Da mesma forma, sempre me avisavam que não seria possível trocar de assento durante o voo, e que nenhuma bebida alcoólica poderia ser servida a mim. Isso nos bons tempos em que era possível, pois hoje em dia nem água nos servem mais.
Como é feito hoje?
Como cabe à Polícia Federal controlar e autorizar tanto o embarque armado quanto o despacho de arma de fogo e munições em aeronaves civis, o controle passou a ser feito exclusivamente de modo informatizado. Ou seja, os passageiros interessados devem preencher previamente as respectivas guias que estão disponíveis no site da PF:
GEPAR (Guia de Embarque de Passageiro Armado) ou GDAF (Guia de Despacho de Arma de Fogo)
Além de dados pessoais e funcionais do passageiro, as guias vão conter dados do voo, tais como empresa aérea, aeródromos de origem, destino e eventuais conexões, números dos voos e localizador da reserva. Um campo é destinado aos dados da(s) arma(s) a ser(em) transportada(s), tais como: nº do SINARM/SIGMA, espécie, marca, calibre e nº de série; e ainda, no caso do embarque armado, documento oficial comprovando a necessidade do embarque armado segundo os critérios já citados, estabelecidos pela ANAC, exceto para os policiais federais da ativa.
Ao gerar a guia no site, você automaticamente vai receber um email da Polícia Federal com o arquivo em formato .pdf e um aviso de que a guia deve ser validada antes da viagem. A respectiva guia deve ser impressa em 3 vias pois a primeira fica com o passageiro, a segunda com a companhia aérea, e a última segue com a arma.
A mudança é que antes de fazer o check-in, o passageiro deve passar primeiro no posto da Polícia Federal para validar suas guias. Para isso, será pedido que a arma seja desmuniciada, e será feita a conferência da sua documentação a fim de verificar o que foi declarado na guia. No caso, arma(s) e quantidade de munições. Cabe ressaltar que em nenhuma hipótese o funcionário da empresa aérea ou o administrador aeroportuário deverá manusear a arma e as munições. Cabe ao viajante comprovar que a arma de fogo está devidamente preparada para o transporte aéreo.
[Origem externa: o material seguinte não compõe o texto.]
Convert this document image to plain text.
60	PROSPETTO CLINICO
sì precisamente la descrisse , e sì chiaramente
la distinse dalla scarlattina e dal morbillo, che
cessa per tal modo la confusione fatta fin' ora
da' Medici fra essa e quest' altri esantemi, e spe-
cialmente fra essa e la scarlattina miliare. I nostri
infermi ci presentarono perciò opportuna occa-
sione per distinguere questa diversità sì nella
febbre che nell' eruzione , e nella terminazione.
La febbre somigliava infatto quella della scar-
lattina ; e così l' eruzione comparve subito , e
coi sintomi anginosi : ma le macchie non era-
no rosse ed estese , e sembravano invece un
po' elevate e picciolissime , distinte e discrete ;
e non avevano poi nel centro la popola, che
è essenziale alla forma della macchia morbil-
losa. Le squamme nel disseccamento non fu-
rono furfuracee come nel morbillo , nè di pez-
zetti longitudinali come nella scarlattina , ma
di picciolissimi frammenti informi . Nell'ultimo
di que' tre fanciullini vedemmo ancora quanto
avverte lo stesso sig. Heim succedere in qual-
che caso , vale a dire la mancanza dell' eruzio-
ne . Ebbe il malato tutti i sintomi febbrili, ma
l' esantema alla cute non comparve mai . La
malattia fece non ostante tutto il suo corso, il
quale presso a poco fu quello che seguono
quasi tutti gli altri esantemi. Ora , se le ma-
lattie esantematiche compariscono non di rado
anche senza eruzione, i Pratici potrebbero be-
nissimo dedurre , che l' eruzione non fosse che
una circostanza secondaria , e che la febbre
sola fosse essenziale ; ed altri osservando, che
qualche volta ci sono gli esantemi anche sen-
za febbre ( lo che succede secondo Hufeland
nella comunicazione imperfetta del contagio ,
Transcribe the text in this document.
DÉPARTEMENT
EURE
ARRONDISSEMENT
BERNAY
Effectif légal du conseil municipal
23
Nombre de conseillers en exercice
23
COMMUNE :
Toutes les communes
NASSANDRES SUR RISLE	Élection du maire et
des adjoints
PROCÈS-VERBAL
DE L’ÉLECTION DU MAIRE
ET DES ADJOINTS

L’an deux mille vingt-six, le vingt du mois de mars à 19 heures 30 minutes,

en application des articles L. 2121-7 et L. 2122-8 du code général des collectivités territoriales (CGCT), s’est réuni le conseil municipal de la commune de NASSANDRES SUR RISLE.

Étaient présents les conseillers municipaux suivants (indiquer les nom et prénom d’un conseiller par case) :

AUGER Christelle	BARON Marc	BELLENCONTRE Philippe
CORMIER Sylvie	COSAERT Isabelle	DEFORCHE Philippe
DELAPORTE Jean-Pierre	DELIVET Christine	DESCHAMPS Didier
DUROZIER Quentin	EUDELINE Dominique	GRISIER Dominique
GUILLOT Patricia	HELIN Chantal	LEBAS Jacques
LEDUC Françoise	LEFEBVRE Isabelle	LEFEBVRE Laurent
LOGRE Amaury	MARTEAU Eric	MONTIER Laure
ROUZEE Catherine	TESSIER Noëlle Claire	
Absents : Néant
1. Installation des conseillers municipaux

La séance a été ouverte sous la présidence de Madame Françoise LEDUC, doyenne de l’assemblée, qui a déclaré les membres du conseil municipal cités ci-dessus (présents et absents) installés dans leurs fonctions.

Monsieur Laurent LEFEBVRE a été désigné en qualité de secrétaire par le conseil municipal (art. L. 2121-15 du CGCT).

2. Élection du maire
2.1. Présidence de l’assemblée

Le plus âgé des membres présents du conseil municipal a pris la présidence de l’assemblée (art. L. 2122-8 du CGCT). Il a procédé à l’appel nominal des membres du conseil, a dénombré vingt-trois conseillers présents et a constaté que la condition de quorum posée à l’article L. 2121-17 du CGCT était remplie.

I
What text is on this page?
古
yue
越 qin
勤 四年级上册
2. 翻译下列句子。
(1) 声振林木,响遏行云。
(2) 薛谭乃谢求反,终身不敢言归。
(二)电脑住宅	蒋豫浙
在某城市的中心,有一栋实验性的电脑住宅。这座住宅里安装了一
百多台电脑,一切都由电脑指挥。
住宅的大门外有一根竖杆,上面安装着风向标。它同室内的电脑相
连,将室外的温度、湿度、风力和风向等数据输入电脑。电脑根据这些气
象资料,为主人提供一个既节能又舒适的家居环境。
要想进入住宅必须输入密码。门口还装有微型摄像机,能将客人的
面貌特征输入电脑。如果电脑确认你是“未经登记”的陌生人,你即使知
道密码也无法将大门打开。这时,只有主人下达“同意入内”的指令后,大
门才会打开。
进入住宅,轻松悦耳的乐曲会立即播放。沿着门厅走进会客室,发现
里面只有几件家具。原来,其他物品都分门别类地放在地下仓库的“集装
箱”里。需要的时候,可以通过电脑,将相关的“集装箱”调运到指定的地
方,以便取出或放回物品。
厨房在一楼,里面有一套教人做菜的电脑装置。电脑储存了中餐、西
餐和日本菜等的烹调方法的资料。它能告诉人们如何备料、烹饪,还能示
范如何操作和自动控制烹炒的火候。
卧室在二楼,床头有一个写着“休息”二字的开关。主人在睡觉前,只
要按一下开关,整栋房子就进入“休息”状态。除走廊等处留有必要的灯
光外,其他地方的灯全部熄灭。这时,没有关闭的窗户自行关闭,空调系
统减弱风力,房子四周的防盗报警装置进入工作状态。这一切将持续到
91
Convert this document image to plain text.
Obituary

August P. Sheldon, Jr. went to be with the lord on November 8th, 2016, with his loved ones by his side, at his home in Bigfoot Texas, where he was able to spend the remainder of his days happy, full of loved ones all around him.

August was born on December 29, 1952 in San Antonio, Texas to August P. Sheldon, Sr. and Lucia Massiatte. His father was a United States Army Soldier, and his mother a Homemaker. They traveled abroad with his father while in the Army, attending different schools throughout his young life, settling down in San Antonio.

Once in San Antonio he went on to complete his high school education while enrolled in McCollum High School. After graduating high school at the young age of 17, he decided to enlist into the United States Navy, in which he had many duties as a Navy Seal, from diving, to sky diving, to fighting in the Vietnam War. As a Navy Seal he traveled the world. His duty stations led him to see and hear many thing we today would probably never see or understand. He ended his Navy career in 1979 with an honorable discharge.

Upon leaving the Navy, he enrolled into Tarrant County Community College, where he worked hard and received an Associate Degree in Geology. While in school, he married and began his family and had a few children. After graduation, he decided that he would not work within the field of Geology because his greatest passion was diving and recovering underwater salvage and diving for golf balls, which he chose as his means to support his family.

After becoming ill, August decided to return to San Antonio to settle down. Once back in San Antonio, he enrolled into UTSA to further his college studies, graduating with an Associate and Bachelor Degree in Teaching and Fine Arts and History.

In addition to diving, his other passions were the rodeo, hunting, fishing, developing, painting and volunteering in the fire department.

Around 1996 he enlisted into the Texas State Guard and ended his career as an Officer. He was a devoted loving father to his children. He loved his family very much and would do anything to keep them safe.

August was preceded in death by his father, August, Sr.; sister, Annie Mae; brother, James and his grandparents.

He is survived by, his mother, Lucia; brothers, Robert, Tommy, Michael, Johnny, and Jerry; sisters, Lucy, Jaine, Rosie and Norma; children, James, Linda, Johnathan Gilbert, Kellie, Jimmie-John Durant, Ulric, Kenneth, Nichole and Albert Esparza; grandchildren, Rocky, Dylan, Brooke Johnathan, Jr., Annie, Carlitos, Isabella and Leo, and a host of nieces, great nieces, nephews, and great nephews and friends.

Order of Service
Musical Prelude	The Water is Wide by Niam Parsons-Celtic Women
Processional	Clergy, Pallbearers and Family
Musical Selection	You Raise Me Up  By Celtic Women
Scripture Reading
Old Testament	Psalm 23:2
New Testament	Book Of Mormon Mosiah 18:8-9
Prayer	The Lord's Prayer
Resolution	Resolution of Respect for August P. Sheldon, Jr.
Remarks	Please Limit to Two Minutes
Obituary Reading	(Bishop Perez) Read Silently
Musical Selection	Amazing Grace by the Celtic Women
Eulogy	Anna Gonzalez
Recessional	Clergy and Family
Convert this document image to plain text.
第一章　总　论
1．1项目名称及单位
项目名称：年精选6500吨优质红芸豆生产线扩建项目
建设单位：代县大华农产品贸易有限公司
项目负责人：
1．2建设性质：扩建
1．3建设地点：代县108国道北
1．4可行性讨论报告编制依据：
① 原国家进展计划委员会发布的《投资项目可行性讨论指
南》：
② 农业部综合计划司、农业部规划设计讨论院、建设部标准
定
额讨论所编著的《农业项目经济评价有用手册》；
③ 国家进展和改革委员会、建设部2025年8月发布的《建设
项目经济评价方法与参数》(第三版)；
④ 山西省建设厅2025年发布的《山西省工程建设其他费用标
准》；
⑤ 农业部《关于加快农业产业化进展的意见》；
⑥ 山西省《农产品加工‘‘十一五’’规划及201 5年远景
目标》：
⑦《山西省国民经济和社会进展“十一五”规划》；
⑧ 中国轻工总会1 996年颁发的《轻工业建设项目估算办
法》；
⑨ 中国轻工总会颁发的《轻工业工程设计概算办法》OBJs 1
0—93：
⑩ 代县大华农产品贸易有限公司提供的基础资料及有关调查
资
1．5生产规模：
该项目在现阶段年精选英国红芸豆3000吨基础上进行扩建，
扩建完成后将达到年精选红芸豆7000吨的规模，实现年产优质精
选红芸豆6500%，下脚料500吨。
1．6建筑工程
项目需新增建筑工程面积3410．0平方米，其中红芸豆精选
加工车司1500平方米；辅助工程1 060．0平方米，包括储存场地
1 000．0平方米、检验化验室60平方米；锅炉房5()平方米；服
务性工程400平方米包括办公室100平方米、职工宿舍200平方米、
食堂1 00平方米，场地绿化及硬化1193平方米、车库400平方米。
Em seguida será pedido para que você guarde tudo que será despachado e devidamente lacrado. Na PF mesmo eles fornecem um saco plástico da sua companhia aérea. Contudo, a dica é levar um case que possua ou permita o uso de algum cadeado ou lacre. Digo isso porque tem cases de fabricantes que não preveem esse tipo de proteção.
No balcão da companhia aérea um funcionário dedicado ao trato com material bélico vai conferir na sua frente que a embalagem plástica ou o case vai seguir lacrado. Caso ainda não tenha feito, lacre seu material (arma e munição) na frente do funcionário e não esqueça de verificar se os dados preenchidos por ele são de fato do seu voo. Cabe ressaltar que a embalagem plástica fornecida pela empresa aérea só comporta um case de arma curta.
Lembre-se que o processo de entrega da sua arma/munição no balcão da companhia aérea deve ser feito de modo discreto. Em hipótese alguma mexa mais na arma ou munição.
Ao chegar no aeroporto de destino, procure algum guichê de atendimento da sua companhia aérea e já informe que está aguardando uma embalagem do tipo “código azul”. Normalmente esses guichês ficam próximo às esteiras por onde chegam as bagagens comuns. Um funcionário deve vir trazendo sua embalagem e fazer a entrega em mãos, conferindo sua identidade. Caso precise “esquentar” sua arma, peça para ele indicar o local apropriado, que provavelmente será uma “caixa de areia”.
Outra dica importante que já vou deixando é a seguinte: todo o processo de preenchimento feito para o voo de ida também deve ser repetido para o voo da volta. Parece óbvio mas o processo não é automático.
Recomendação
Não deixe de ler toda a cartilha de orientação que foi elaborada pela ANAC e a PF, pois a última coisa que alguém quer é ter problemas na hora de pegar um voo, correto? Lá tem todo o detalhamento necessário para que você possa fazer sua viagem despreocupado.
Adicionalmente, na página da PF existe uma parte dedicada às dúvidas mais frequentes, a qual recomendo a leitura atenta. Certamente suas dúvidas vão estar abordadas nessa seção.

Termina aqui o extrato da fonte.